The notion that we must separate the responsibility for college tuition and student loans from the responsibility to pay them is a laughable one. When does the right thing in life start giving way to the wrong? When some college students are getting the letter grades they deserve, and feel like they are getting the full financial instruction they deserve.

Why is it that the whole world sees college tuition as a privilege, not a right? Why does every major in America offer student credit cards? Why is the headmistress so proud of getting her first job? Why does she hate when her children have to put up with the fact that they can get a gas or a food or maybe a cell phone signal for free? What is the point of taking responsibility for the cost of college if you don’t have one?

I have all of the answers to these problems. The answer is free tuition.

This is not to say that it gives you the right to build a fine house or the right to set up a system of credit. Many campuses do give the wrong answer. Some tuition fees are high and you pay student fees. Other tuition fees are low and you pay a tuition fee in full and have lots of options for making ends meet. You should really do a bit of research before you jump through hoops.

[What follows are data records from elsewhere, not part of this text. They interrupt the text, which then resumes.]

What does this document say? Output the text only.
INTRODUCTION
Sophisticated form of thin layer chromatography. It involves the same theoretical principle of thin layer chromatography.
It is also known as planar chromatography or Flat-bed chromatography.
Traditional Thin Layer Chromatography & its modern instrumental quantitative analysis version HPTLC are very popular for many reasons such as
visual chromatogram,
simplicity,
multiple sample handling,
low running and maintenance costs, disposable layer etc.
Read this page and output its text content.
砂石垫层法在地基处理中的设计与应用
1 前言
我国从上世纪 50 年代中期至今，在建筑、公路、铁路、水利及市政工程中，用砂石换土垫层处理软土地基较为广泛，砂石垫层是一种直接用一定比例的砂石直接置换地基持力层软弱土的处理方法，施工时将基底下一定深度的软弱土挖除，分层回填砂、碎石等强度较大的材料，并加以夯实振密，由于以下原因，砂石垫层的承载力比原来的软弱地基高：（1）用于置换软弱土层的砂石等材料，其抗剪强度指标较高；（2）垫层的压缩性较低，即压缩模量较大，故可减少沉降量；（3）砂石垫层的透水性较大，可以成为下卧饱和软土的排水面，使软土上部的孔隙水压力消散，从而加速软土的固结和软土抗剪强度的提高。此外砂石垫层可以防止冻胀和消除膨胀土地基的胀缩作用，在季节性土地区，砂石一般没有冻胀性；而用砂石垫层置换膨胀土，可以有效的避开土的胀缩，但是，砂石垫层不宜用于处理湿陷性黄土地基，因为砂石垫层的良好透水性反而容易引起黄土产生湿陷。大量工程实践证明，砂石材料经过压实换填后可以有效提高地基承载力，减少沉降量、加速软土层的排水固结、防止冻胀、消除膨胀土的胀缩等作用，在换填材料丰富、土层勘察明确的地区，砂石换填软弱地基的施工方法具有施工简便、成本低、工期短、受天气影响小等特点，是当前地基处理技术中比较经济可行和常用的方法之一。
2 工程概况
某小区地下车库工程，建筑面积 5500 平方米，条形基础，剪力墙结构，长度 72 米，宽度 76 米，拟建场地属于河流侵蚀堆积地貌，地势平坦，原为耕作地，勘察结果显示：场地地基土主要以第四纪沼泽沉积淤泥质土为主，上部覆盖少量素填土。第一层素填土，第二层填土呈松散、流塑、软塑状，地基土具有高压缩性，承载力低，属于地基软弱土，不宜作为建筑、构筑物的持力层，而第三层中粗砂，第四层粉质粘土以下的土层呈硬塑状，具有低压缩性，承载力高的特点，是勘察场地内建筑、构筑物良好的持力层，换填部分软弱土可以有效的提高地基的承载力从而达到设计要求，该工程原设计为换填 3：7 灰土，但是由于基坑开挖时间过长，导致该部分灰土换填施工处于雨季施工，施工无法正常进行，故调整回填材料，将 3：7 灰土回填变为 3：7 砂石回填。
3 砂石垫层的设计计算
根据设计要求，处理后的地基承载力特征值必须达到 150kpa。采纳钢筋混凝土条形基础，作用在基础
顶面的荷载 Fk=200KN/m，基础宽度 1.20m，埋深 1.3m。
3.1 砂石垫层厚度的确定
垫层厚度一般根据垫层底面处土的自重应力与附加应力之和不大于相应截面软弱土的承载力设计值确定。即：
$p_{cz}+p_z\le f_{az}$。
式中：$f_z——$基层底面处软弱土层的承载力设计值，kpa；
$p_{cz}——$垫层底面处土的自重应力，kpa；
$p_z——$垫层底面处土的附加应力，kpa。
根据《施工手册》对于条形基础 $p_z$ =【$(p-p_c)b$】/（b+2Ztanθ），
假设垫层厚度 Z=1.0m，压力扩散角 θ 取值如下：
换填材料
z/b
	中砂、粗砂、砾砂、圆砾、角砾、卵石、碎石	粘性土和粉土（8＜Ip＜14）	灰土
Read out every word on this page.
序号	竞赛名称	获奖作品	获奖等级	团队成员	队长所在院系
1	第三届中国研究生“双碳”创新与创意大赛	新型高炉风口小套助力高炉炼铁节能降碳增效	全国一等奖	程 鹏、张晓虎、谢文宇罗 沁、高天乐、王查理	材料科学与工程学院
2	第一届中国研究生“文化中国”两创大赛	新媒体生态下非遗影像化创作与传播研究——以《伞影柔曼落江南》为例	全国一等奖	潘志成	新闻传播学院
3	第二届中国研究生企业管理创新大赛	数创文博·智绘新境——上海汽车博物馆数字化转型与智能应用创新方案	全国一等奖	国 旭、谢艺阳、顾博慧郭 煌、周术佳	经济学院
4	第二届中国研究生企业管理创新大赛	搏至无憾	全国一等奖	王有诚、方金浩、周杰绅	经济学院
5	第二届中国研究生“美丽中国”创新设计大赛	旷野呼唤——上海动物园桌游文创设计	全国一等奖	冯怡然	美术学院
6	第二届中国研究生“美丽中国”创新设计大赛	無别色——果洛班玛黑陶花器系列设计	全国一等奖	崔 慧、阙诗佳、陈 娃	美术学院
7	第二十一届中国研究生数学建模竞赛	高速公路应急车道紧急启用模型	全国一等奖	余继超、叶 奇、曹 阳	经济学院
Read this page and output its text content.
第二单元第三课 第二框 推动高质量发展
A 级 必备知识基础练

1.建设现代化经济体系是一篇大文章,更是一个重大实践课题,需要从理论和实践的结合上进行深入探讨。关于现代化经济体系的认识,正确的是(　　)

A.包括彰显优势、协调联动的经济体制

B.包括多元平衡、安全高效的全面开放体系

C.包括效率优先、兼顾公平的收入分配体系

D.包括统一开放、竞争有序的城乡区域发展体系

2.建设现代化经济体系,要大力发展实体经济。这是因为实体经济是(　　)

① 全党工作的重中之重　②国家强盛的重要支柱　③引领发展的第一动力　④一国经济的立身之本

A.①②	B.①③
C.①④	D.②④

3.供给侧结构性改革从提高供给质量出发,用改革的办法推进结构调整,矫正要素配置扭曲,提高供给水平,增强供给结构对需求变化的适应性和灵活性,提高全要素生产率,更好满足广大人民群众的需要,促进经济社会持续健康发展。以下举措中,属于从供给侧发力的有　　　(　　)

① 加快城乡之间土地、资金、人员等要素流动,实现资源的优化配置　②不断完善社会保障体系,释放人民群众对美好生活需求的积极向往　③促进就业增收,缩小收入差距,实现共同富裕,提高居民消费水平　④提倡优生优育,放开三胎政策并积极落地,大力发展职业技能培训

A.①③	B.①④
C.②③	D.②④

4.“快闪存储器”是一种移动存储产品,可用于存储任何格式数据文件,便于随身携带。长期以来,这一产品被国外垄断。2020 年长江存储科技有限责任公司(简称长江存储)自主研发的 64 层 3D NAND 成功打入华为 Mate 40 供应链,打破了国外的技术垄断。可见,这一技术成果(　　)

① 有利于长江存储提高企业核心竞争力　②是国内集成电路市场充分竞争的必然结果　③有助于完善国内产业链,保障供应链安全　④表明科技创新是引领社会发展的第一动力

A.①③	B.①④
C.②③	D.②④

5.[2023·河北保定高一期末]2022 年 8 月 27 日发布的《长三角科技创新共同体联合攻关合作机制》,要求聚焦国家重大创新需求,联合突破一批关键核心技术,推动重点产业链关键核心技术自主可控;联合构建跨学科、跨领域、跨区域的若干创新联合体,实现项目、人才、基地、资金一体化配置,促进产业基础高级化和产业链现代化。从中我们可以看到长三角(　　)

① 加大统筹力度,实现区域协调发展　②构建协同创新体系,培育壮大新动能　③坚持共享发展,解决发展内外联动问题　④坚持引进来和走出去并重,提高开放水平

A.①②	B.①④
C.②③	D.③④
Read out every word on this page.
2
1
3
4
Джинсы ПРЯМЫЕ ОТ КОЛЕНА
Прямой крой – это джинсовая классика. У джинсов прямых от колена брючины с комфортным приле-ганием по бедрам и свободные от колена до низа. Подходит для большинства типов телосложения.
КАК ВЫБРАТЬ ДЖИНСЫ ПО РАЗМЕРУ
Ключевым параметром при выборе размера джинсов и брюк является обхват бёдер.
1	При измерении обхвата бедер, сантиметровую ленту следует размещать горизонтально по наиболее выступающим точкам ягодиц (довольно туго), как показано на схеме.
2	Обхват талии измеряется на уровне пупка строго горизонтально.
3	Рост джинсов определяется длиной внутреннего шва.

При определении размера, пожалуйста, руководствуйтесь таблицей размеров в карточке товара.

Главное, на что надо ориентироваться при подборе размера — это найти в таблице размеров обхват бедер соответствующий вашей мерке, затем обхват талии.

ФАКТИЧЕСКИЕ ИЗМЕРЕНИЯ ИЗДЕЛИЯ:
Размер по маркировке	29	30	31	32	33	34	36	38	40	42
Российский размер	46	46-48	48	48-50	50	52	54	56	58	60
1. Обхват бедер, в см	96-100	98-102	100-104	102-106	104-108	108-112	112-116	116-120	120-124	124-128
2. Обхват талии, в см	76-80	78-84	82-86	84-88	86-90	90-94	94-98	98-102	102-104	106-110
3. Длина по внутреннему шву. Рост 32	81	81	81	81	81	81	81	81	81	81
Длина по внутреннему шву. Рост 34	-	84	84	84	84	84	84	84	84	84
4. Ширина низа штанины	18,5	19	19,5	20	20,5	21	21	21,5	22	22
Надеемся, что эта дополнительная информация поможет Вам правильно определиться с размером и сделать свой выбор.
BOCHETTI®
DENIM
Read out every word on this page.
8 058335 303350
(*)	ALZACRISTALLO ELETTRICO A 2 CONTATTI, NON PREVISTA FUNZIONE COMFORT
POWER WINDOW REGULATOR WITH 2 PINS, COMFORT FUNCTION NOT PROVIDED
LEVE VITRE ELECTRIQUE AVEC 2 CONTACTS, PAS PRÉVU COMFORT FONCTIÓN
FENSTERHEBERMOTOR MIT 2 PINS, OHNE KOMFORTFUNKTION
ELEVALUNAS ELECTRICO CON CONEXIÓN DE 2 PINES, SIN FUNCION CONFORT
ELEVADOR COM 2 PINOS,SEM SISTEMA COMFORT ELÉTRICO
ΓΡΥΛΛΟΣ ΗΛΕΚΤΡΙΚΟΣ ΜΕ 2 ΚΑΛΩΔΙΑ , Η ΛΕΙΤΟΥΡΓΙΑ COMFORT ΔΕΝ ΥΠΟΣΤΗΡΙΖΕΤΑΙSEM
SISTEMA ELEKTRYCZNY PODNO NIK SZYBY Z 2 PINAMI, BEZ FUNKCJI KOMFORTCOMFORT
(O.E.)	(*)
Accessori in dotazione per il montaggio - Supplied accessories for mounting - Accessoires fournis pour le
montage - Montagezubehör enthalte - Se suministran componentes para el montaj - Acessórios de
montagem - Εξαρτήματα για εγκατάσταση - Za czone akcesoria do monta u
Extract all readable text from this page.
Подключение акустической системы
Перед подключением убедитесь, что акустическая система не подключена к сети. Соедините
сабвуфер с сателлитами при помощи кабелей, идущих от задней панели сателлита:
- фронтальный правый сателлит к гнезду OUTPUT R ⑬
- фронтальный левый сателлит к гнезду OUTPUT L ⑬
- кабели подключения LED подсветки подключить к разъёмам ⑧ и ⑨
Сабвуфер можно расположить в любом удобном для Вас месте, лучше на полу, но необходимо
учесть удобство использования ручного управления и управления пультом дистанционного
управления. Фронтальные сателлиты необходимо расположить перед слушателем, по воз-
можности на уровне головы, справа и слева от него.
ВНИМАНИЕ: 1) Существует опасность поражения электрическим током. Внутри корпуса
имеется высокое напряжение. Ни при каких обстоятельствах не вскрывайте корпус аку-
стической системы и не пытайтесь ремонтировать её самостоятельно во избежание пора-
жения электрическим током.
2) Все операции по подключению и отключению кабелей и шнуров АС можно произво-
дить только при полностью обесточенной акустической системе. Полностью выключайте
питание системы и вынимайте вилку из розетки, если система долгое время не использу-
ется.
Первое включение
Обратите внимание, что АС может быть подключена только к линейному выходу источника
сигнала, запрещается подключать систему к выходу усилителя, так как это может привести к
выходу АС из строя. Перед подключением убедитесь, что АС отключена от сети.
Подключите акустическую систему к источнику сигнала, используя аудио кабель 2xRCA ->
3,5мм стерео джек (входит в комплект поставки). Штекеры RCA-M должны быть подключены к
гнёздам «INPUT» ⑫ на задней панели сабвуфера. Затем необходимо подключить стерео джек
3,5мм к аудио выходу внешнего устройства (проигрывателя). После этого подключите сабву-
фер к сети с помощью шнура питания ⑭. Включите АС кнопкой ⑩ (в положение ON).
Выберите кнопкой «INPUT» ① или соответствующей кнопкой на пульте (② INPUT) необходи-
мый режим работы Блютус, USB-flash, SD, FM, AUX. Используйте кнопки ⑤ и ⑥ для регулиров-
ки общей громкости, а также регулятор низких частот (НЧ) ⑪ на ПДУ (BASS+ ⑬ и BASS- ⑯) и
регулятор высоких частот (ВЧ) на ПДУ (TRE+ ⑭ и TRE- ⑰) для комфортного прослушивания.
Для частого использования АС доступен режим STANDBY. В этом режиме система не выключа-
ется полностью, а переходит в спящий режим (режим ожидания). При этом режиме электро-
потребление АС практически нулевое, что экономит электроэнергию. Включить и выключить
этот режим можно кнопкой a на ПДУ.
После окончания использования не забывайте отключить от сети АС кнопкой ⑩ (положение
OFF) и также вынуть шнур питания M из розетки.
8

A student credit card is not a loan. Let me explain. It is money you can put toward buying something you didn’t want. Just look at the fees for student loans. Here we are explaining how students who are young think of using their credit cards. It is not a loan, obviously. No one wants to be associated with that kind of irresponsible spending.

Student credit cards give you the choice between spending control and spending flexibility. You can either spend $200 on toilet paper, $100 on a CD or $500 on a TV. You pay an APR that is usually 3.25%.